Leading Victorian sportsman and future FA president Arthur Kinnaird, 11th Lord Kinnaird, was the star of the show scoring Wanderers’ first goal and wowing the crowd with his dribbling ability. Charles Wollaston – the first player to win the FA Cup five times – made it 2-0. Also on the field winning team that day was Captain William Kenyon-Slaney, scorer of the first ever international goal for England against Scotland at the Kennington Oval just three weeks earlier, and Julian Sturgis, a novelist and poet who was born in the United States and as such was the first foreign player to win the FA Cup.

This part of west London will likely see further development in the coming years. Just a few hundred metres down the Underground’s District Line lies Stamford Bridge stadium which itself hosted three FA Cup finals in the 1920s. Originally a home for the London Athletic Club, in 1905 it was converted to become a venue for football with the creation of Chelsea Football Club by brothers Gus and Joseph Mears. Current Blues’ owner Roman Abramovich submitted a planning application in December 2015 to increase the ground’s capacity to 60,000 with the cost of the project expecting to reach at least £500million.

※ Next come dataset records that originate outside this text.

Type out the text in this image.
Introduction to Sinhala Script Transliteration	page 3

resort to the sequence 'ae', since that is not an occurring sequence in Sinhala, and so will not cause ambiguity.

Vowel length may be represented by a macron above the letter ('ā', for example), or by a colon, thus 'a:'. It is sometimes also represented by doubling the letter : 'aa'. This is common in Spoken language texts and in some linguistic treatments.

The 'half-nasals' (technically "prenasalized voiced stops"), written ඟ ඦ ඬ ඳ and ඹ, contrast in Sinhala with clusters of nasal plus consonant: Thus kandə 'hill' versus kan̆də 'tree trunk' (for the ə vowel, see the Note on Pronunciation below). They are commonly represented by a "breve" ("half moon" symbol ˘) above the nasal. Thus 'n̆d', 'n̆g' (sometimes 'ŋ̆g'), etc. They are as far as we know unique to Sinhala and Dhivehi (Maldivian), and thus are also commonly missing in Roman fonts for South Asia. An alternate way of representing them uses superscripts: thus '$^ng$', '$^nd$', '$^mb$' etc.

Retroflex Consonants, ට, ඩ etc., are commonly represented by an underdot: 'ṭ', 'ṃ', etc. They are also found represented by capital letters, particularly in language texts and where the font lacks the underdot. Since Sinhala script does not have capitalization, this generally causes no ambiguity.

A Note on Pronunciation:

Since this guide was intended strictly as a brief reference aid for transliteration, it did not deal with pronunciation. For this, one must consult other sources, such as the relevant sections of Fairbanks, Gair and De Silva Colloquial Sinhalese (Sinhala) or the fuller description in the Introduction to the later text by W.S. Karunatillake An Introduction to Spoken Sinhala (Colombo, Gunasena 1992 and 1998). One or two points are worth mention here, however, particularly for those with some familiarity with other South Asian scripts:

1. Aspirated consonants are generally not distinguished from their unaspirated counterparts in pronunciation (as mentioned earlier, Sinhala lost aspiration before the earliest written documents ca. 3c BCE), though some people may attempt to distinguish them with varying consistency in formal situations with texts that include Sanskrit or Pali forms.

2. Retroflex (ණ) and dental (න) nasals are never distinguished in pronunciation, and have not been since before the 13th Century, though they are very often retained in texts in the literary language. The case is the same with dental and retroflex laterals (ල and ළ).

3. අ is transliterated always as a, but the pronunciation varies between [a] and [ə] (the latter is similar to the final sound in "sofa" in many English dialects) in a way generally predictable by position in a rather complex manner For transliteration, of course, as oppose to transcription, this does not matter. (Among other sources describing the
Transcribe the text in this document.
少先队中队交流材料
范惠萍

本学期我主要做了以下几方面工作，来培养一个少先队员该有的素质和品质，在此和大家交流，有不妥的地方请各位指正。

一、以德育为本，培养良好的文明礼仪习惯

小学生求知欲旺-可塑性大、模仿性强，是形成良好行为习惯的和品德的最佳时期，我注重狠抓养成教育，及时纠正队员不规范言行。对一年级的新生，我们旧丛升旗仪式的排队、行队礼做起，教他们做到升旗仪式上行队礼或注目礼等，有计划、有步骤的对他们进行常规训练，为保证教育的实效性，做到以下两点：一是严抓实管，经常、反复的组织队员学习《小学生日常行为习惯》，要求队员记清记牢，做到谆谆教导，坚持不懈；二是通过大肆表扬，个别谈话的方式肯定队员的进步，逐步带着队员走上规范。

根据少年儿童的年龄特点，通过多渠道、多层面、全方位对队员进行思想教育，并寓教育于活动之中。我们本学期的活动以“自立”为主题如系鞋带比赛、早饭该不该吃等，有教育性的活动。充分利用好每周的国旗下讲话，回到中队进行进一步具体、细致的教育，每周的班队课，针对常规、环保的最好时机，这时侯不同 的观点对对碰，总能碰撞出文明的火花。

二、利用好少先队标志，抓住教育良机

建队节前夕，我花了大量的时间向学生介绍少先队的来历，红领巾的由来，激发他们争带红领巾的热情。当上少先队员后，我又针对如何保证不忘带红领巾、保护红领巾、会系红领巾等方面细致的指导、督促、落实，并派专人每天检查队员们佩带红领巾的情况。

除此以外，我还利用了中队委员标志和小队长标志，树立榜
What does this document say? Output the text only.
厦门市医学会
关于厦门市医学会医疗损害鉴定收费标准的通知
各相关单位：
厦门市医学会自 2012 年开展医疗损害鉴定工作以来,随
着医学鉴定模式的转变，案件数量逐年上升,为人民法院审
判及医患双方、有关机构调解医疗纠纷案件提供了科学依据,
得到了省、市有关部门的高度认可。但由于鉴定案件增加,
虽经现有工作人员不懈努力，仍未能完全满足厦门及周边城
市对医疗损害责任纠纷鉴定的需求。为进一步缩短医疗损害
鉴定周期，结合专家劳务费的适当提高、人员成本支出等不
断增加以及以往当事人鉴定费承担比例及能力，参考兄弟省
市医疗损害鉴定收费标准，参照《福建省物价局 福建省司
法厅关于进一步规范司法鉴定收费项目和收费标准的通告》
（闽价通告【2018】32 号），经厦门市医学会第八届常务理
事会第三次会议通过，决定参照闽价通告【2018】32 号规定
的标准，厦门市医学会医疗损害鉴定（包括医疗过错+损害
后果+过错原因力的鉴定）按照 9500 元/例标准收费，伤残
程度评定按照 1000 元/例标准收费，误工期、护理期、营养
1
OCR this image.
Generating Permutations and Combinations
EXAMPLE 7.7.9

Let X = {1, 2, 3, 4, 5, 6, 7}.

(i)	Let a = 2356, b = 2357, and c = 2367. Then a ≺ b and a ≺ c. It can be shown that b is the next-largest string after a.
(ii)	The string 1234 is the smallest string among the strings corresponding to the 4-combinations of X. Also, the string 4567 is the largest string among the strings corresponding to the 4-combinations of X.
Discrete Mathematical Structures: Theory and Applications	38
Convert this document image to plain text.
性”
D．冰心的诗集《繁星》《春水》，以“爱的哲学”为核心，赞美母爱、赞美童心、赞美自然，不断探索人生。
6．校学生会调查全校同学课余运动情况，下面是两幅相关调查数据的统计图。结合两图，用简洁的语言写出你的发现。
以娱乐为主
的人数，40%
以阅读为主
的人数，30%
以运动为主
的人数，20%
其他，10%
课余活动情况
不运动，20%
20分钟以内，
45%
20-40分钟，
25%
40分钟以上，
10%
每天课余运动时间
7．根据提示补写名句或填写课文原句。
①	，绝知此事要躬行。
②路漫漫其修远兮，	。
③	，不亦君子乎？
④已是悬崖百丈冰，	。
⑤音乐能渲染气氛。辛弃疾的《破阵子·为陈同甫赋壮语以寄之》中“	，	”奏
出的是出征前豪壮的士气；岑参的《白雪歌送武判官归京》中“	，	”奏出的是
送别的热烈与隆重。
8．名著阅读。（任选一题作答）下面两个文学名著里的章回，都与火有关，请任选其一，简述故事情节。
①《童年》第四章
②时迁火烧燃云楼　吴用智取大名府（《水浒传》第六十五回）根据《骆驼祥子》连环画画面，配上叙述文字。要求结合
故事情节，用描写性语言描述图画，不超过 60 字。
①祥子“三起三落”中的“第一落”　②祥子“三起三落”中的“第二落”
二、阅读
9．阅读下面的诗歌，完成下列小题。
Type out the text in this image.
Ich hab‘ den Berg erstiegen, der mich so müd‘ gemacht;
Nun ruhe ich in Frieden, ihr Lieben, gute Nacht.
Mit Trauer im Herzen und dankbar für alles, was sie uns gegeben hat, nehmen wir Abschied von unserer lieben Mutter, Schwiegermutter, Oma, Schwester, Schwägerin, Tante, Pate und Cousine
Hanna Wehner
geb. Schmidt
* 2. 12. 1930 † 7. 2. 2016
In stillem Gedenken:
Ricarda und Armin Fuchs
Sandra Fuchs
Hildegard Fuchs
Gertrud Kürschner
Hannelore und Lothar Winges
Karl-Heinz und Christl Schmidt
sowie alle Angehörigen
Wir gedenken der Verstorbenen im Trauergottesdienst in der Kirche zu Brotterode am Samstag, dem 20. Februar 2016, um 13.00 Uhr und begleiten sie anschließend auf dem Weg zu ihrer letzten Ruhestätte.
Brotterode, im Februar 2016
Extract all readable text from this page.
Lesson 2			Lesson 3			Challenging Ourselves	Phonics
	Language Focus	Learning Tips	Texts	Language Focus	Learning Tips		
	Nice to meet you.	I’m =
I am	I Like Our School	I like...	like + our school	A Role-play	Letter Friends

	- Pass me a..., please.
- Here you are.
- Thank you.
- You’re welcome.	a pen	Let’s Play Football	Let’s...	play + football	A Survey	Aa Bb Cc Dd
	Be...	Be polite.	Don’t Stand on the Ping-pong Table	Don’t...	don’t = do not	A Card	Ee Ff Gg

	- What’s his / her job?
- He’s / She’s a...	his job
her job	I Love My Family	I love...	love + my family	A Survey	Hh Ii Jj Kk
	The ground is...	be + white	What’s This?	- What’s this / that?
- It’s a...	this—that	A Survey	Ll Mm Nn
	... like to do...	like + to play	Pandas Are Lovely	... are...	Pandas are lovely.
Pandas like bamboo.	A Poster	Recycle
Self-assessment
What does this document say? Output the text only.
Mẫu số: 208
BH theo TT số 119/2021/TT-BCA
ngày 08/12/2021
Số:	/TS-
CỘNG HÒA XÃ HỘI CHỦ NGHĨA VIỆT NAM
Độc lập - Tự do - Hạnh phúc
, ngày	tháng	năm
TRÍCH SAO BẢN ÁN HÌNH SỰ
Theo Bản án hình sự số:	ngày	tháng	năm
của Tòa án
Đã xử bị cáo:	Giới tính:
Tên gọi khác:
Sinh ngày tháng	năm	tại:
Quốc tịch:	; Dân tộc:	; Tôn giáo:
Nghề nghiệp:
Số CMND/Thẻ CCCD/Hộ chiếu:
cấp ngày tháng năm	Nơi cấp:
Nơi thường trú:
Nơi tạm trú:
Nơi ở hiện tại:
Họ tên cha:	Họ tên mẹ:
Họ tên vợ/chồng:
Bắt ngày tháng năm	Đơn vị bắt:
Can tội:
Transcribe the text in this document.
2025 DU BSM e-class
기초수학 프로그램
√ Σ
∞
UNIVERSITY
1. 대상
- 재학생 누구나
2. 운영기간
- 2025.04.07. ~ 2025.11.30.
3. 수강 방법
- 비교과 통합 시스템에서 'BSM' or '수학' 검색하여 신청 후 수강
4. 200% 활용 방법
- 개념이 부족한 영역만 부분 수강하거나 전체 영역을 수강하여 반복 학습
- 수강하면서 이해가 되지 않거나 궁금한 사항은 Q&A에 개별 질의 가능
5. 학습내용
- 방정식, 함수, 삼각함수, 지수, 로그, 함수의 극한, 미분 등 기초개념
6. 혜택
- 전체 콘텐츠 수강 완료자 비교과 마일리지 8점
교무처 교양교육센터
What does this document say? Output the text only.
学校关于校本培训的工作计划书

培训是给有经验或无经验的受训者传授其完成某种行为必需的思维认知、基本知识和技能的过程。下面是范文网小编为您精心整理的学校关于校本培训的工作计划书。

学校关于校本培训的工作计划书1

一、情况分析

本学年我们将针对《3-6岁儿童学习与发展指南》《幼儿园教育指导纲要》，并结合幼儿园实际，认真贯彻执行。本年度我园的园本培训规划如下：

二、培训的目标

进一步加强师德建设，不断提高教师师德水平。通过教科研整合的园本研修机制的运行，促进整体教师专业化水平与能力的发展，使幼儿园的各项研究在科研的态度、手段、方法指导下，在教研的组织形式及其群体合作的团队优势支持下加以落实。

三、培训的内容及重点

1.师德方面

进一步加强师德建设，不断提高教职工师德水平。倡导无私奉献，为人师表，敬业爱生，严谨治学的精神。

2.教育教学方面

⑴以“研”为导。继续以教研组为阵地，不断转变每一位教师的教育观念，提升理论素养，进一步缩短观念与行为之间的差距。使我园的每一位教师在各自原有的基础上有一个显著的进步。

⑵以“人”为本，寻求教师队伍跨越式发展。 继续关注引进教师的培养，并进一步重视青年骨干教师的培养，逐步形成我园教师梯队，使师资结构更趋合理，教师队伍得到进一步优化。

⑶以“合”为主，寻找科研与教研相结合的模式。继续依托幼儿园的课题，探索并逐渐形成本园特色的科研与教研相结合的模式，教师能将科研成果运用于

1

Lillie Bridge is not the only FA Cup final venue to have completely vanished. Fallowfield Stadium in Manchester (1893) hosted various sports for over a century before Manchester University built halls of residence on the land in the 1990s while Bolton Wanderers’ former home Burnden Park (1901 replay) is now an Asda supermarket. The original Wembley Stadium (1923-2000) was demolished and replaced in 2007 by the current arena while others, such as Crystal Palace (1895-1914), the Racecourse Ground in Derby (1886 replay) and Kennington Oval (1872-1892) all still exist to this day as homes for athletics and cricket respectively.